Updated: May 29, 2019
The Phone Call
A few months ago, we received a phone call confirming his diagnosis of ADHD. I’ve think I knew for a few years that he was blessed with an exceptional ADHD brain. But his mom is a mental health consultant who's spent years working as a school psychologist. Whatever Hall Kid behavior patterns I observe, I have to assume them to be shrouded in ego-driven mama-bear emotions. The bias will always be too great for me not to seek out a second opinion.
This was my first phone call. I was overcome with excitement/dread/fear/ relief/ doubt about what I know about him and all that I didn’t know. I thought about the clients who’d describe similar feelings during their parent-teacher meetings and phone calls regarding their children. I thought about their need for answers and resources.
The Office Visit
sitting there with the physician, while my son played with the Legos. I decided to bring him in when I noticed he was becoming sad about his difficulties adjusting to his new school and his new class. My son's teacher, my husband and I were asked to complete a questionnaire screening assessment called the Vanderbilt, and doctor provided a list of counselors and neuropsychological Evaluation centers; should the screening result in a positive diagnosis.
During the follow-up visit, I was offered the same limited resources and the same lengthy waitlist options for his evaluation as the first office visit several months ago.
I was expecting to be connected to peers, activities, programs, counselors.
I needed a step by step set of instructions for helping my boy learn to navigate the challenges and tap into the advantages connected to the way his brain is wired.
I needed to assemble a team in my community that would get my son what he needed at this stage of our discovery process;
why didn't I receive all this at that office visit.
Evoking My Super Powers
There was a moment, as I was expressing my concerns to the physician, when I wondered out loud if I was doing too much.
My son is meeting and exceeding the academic requirements set up by his school, but I’m able to identify his potential to do more. Determination and willingness to help a child fulfill his or her purpose is one of the most valuable superpowers I've inherited as a mother.

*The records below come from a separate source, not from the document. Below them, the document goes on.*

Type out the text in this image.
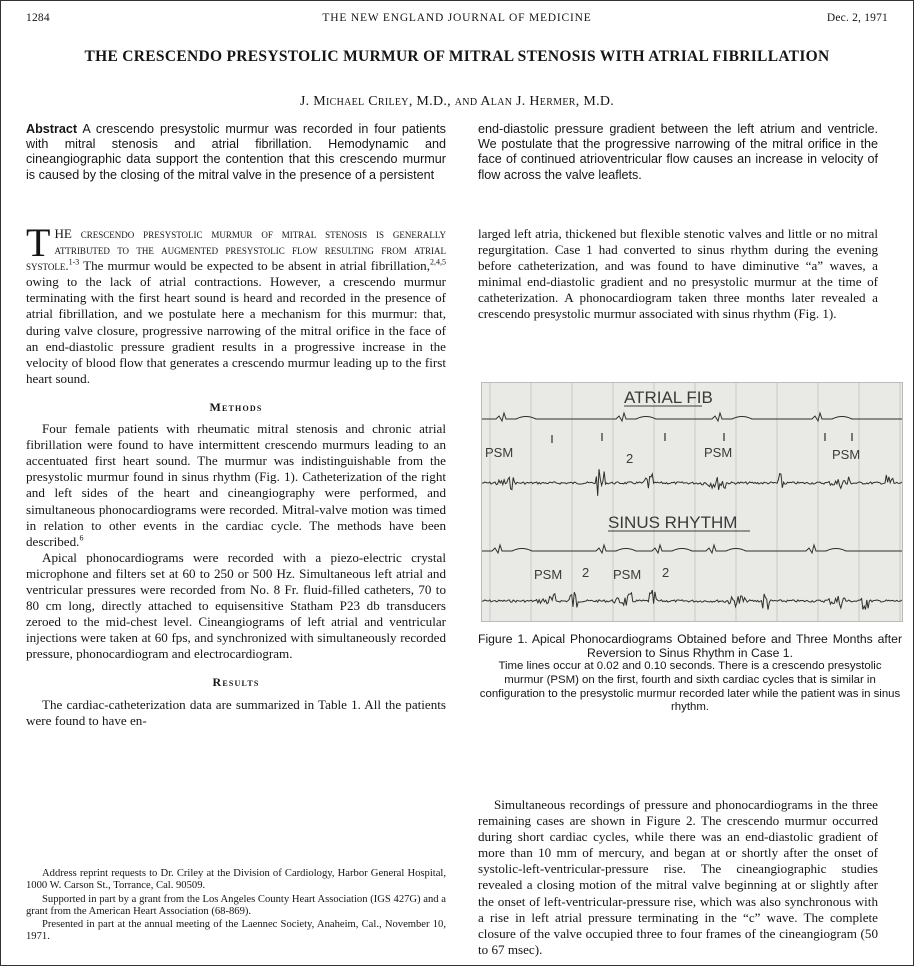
1284	THE NEW ENGLAND JOURNAL OF MEDICINE	Dec. 2, 1971
THE CRESCENDO PRESYSTOLIC MURMUR OF MITRAL STENOSIS WITH ATRIAL FIBRILLATION
J. Michael Criley, M.D., and Alan J. Hermer, M.D.
Abstract A crescendo presystolic murmur was recorded in four patients with mitral stenosis and atrial fibrillation. Hemodynamic and cineangiographic data support the contention that this crescendo murmur is caused by the closing of the mitral valve in the presence of a persistent
end-diastolic pressure gradient between the left atrium and ventricle. We postulate that the progressive narrowing of the mitral orifice in the face of continued atrioventricular flow causes an increase in velocity of flow across the valve leaflets.

THE crescendo presystolic murmur of mitral stenosis is generally attributed to the augmented presystolic flow resulting from atrial systole.$^{1-3}$ The murmur would be expected to be absent in atrial fibrillation,$^{2,4,5}$ owing to the lack of atrial contractions. However, a crescendo murmur terminating with the first heart sound is heard and recorded in the presence of atrial fibrillation, and we postulate here a mechanism for this murmur: that, during valve closure, progressive narrowing of the mitral orifice in the face of an end-diastolic pressure gradient results in a progressive increase in the velocity of blood flow that generates a crescendo murmur leading up to the first heart sound.

Methods

Four female patients with rheumatic mitral stenosis and chronic atrial fibrillation were found to have intermittent crescendo murmurs leading to an accentuated first heart sound. The murmur was indistinguishable from the presystolic murmur found in sinus rhythm (Fig. 1). Catheterization of the right and left sides of the heart and cineangiography were performed, and simultaneous phonocardiograms were recorded. Mitral-valve motion was timed in relation to other events in the cardiac cycle. The methods have been described.$^6$

Apical phonocardiograms were recorded with a piezo-electric crystal microphone and filters set at 60 to 250 or 500 Hz. Simultaneous left atrial and ventricular pressures were recorded from No. 8 Fr. fluid-filled catheters, 70 to 80 cm long, directly attached to equisensitive Statham P23 db transducers zeroed to the mid-chest level. Cineangiograms of left atrial and ventricular injections were taken at 60 fps, and synchronized with simultaneously recorded pressure, phonocardiogram and electrocardiogram.

Results

The cardiac-catheterization data are summarized in Table 1. All the patients were found to have en-

Address reprint requests to Dr. Criley at the Division of Cardiology, Harbor General Hospital, 1000 W. Carson St., Torrance, Cal. 90509.

Supported in part by a grant from the Los Angeles County Heart Association (IGS 427G) and a grant from the American Heart Association (68-869).

Presented in part at the annual meeting of the Laennec Society, Anaheim, Cal., November 10, 1971.

larged left atria, thickened but flexible stenotic valves and little or no mitral regurgitation. Case 1 had converted to sinus rhythm during the evening before catheterization, and was found to have diminutive “a” waves, a minimal end-diastolic gradient and no presystolic murmur at the time of catheterization. A phonocardiogram taken three months later revealed a crescendo presystolic murmur associated with sinus rhythm (Fig. 1).

ATRIAL FIB
SINUS RHYTHM
PSM	2	PSM	PSM
PSM 2 PSM 2
Figure 1. Apical Phonocardiograms Obtained before and Three Months after Reversion to Sinus Rhythm in Case 1.
Time lines occur at 0.02 and 0.10 seconds. There is a crescendo presystolic murmur (PSM) on the first, fourth and sixth cardiac cycles that is similar in configuration to the presystolic murmur recorded later while the patient was in sinus rhythm.

Simultaneous recordings of pressure and phonocardiograms in the three remaining cases are shown in Figure 2. The crescendo murmur occurred during short cardiac cycles, while there was an end-diastolic gradient of more than 10 mm of mercury, and began at or shortly after the onset of systolic-left-ventricular-pressure rise. The cineangiographic studies revealed a closing motion of the mitral valve beginning at or slightly after the onset of left-ventricular-pressure rise, which was also synchronous with a rise in left atrial pressure terminating in the “c” wave. The complete closure of the valve occupied three to four frames of the cineangiogram (50 to 67 msec).
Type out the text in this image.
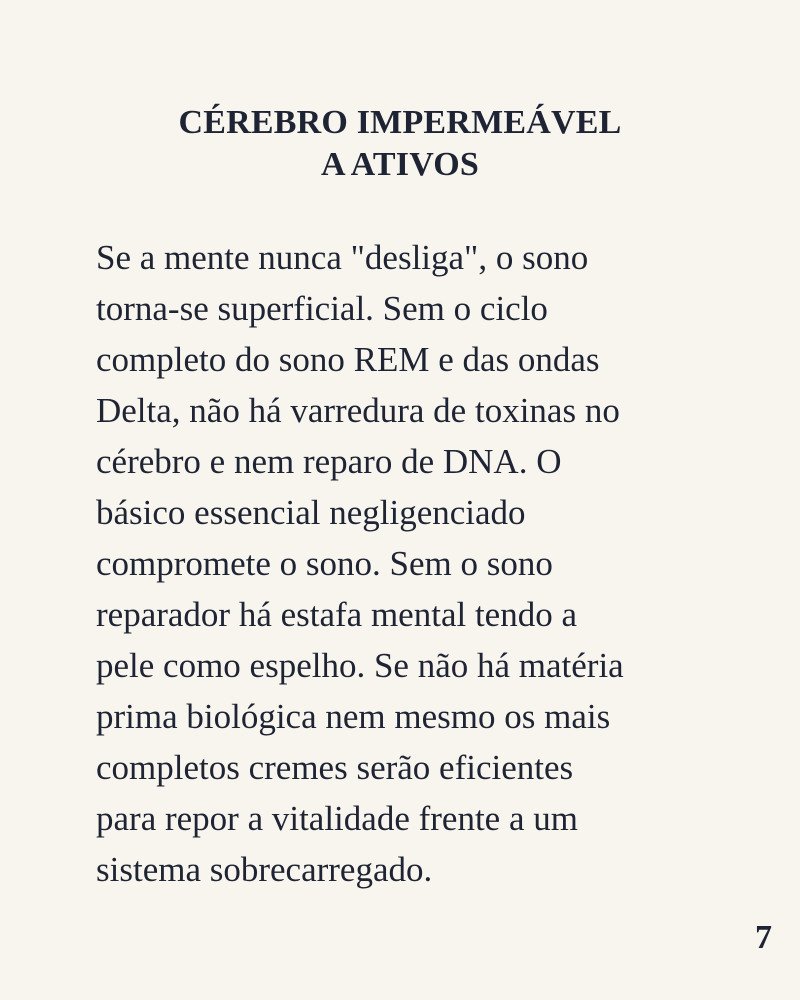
CÉREBRO IMPERMEÁVEL
A ATIVOS
Se a mente nunca "desliga", o sono
torna-se superficial. Sem o ciclo
completo do sono REM e das ondas
Delta, não há varredura de toxinas no
cérebro e nem reparo de DNA. O
básico essencial negligenciado
compromete o sono. Sem o sono
reparador há estafa mental tendo a
pele como espelho. Se não há matéria
prima biológica nem mesmo os mais
completos cremes serão eficientes
para repor a vitalidade frente a um
sistema sobrecarregado.
7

That mama bear power is enhanced by my other superpower: Gifts and talents honed by diligent research and practice in the field of school psychology and mental health. Thankfully my three children get the benefit of both.
I can see some of the ways his symptoms discourage his willingness to test his own limits.
I understand how one teacher may see my son’s inquisitive mind and witty sense of humor as an asset to her classroom and another teacher (teaching a subject that is less appealing to my son) may see those same characteristics as disruptive and disrespectful.
I know that with some simple tools and resources, like small group counseling, behavior coaching and a healthy dose of self-awareness, my son will be set up to soar past the limitations of his differences.
So,nope…I’m not doing too much. I was charged to be my son’s mother on purpose. I’m doing just what I’m supposed to.
It’s a gift meant to be shared
As I meditate on the desires of my heart for my own son, I feel a deep desire to support moms like me with unique family members like mine. I know that my gifts are for providing mental health support to your children as well as my own. This recent experience with my son has given me fresh perspective to bring to the families needing my support. My worldview as a mom, a mental health professional and as an individual with disabilities/differences, I am vested in uncovering ways to help children thrive without fear of being stigmatized, mislabeled or misjudged. I took a step back over the past year, to gain insight on the level and scope of need for the children and families of Maine. I Believe it’s time to begin the journey of service in this community. And what an honor to begin with my son.